La lunga tesi in premessa costituita dalla presentazione delle caste indiane e l’antitesi rappresentata dalla descrizione delle caste e dei costumi occidentali si ricompongono nella sintesi che vede entrare in scena l’Internazionale, la “bestia
nera” dei ricchi e dei potenti, che propone due antidoti a suo parere molto efficaci per contrastare i mali sopra citati: l’abolizione delle classi sociali e l’istruzione integrale degli individui di entrambi i sessi. Quest’associazione farà cessare le ingiustizie e le infamie della presente società e ne edificherà una nuova, senza più ipocrisie, frontiere o leggi che impediscano di amare chi ci piace o di svolgere il lavoro per il quale ci sentiamo portati. L’Internazionale darà il potere al popolo dei produttori – perché tutti lavoreranno declinando facoltà intellettive e abilità manuali – e restituirà la dignità a ciascun lavoratore di genere femminile e maschile, perché tutti saranno istruiti e potranno disporre del tempo libero tramite la riduzione delle ore lavorative.

Prendendo a prestito la tesi di Franklin, in base alla quale “se tutti gli uomini lavorassero, basterebbero due ore di lavoro al giorno per produrre quello, che ora si produce in quindici”, Palladino confuta le affermazioni dei “cianciatori di economia” per i quali diminuendo le ore di lavoro decresce la ricchezza e la prosperità di un popolo.

Mentre l’articolo volge al termine, l’avvocato fa l’apoteosi del lavoro dignitoso, che egli propone in alternativa a quello
disumano, e della scienza positiva, che contrappone a quella sofi sta. Auspica che lavoro e scienza sin qui divisi si stringano la mano per aiutare l’uomo a migliorare le condizioni materiali e morali della propria esistenza e a costruire un mondo più umano.
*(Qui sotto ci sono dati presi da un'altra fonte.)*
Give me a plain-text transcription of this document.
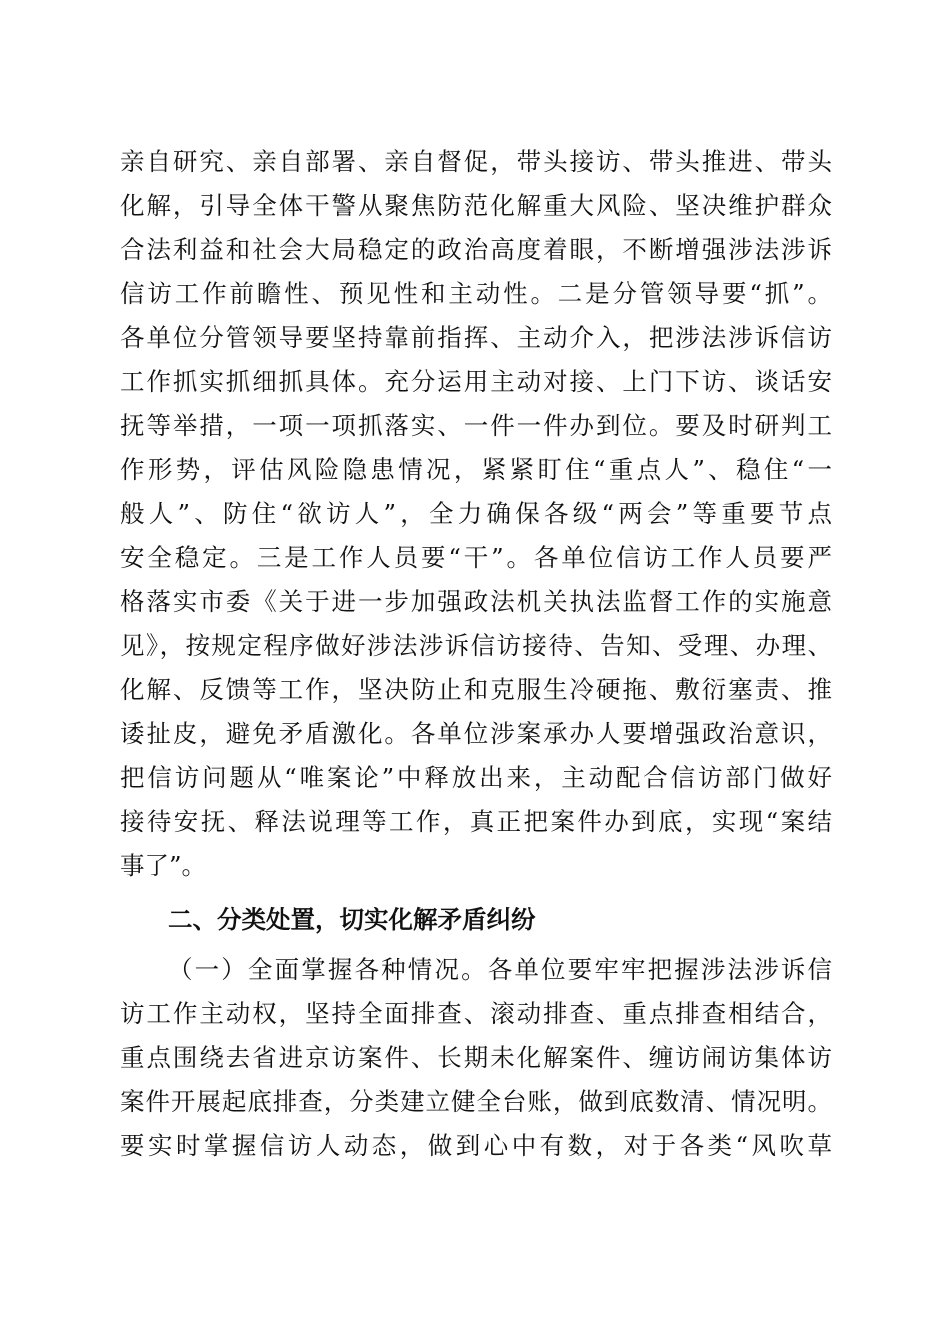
亲自研究、亲自部署、亲自督促，带头接访、带头推进、带头
化解，引导全体干警从聚焦防范化解重大风险、坚决维护群众
合法利益和社会大局稳定的政治高度着眼，不断增强涉法涉诉
信访工作前瞻性、预见性和主动性。二是分管领导要“抓”。
各单位分管领导要坚持靠前指挥、主动介入，把涉法涉诉信访
工作抓实抓细抓具体。充分运用主动对接、上门下访、谈话安
抚等举措，一项一项抓落实、一件一件办到位。要及时研判工
作形势，评估风险隐患情况，紧紧盯住“重点人”、稳住“一
般人”、防住“欲访人”，全力确保各级“两会”等重要节点
安全稳定。三是工作人员要“干”。各单位信访工作人员要严
格落实市委《关于进一步加强政法机关执法监督工作的实施意
见》，按规定程序做好涉法涉诉信访接待、告知、受理、办理、
化解、反馈等工作，坚决防止和克服生冷硬拖、敷衍塞责、推
诿扯皮，避免矛盾激化。各单位涉案承办人要增强政治意识，
把信访问题从“唯案论”中释放出来，主动配合信访部门做好
接待安抚、释法说理等工作，真正把案件办到底，实现“案结
事了”。
二、分类处置，切实化解矛盾纠纷
（一）全面掌握各种情况。各单位要牢牢把握涉法涉诉信
访工作主动权，坚持全面排查、滚动排查、重点排查相结合，
重点围绕去省进京访案件、长期未化解案件、缠访闹访集体访
案件开展起底排查，分类建立健全台账，做到底数清、情况明。
要实时掌握信访人动态，做到心中有数，对于各类“风吹草
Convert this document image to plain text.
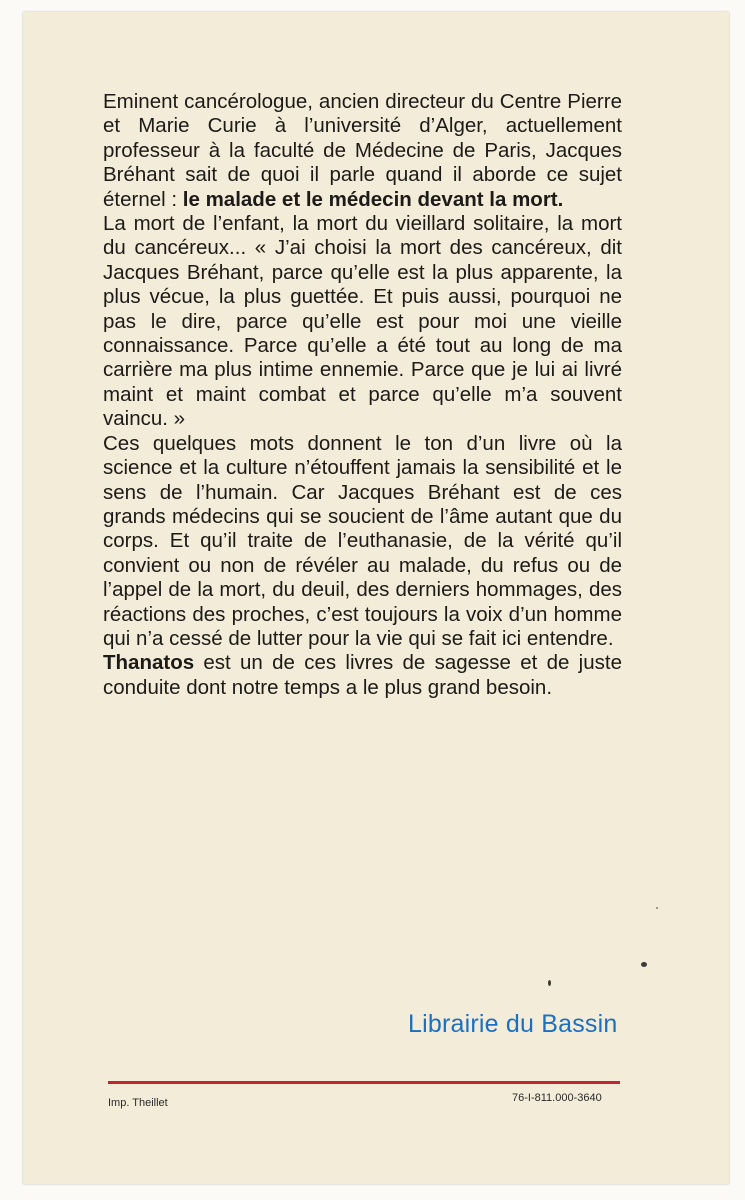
Eminent cancérologue, ancien directeur du Centre Pierre et Marie Curie à l’université d’Alger, actuellement professeur à la faculté de Médecine de Paris, Jacques Bréhant sait de quoi il parle quand il aborde ce sujet éternel : le malade et le médecin devant la mort.

La mort de l’enfant, la mort du vieillard solitaire, la mort du cancéreux... « J’ai choisi la mort des cancéreux, dit Jacques Bréhant, parce qu’elle est la plus apparente, la plus vécue, la plus guettée. Et puis aussi, pourquoi ne pas le dire, parce qu’elle est pour moi une vieille connaissance. Parce qu’elle a été tout au long de ma carrière ma plus intime ennemie. Parce que je lui ai livré maint et maint combat et parce qu’elle m’a souvent vaincu. »

Ces quelques mots donnent le ton d’un livre où la science et la culture n’étouffent jamais la sensibilité et le sens de l’humain. Car Jacques Bréhant est de ces grands médecins qui se soucient de l’âme autant que du corps. Et qu’il traite de l’euthanasie, de la vérité qu’il convient ou non de révéler au malade, du refus ou de l’appel de la mort, du deuil, des derniers hommages, des réactions des proches, c’est toujours la voix d’un homme qui n’a cessé de lutter pour la vie qui se fait ici entendre.

Thanatos est un de ces livres de sagesse et de juste conduite dont notre temps a le plus grand besoin.

Librairie du Bassin
Imp. Theillet	76-I-811.000-3640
L’avvocato passa, infine, in rassegna gli ostacoli frapposti dalla casta
dei reazionari, interessata a conservare lo status quo ante: “L’Internazionale – si legge nella chiusa – è proscritta dai re, dai ricchi, e dai padroni. I preti l’anatematizzano; i governi di tutti i colori convengono, e s’intendono sulla scelta dei mezzi per schiacciarla, distruggerla, estirparla col ferro e col fuoco d’in sulla terra; ed i borghesi non potendo far altro, l’odiano a morte”. Egli è però fiducioso che l’AIL vincerà le resistenze dei conservatori essendo espressione dei bisogni del popolo vivente, il quale è invincibile e immortale. L’Internazionale seppellirà anche i borghesi se non rinunceranno alla casta. “Dunque scegliete – intima infine –: o non più caste; o le caste saranno la vostra tomba!”.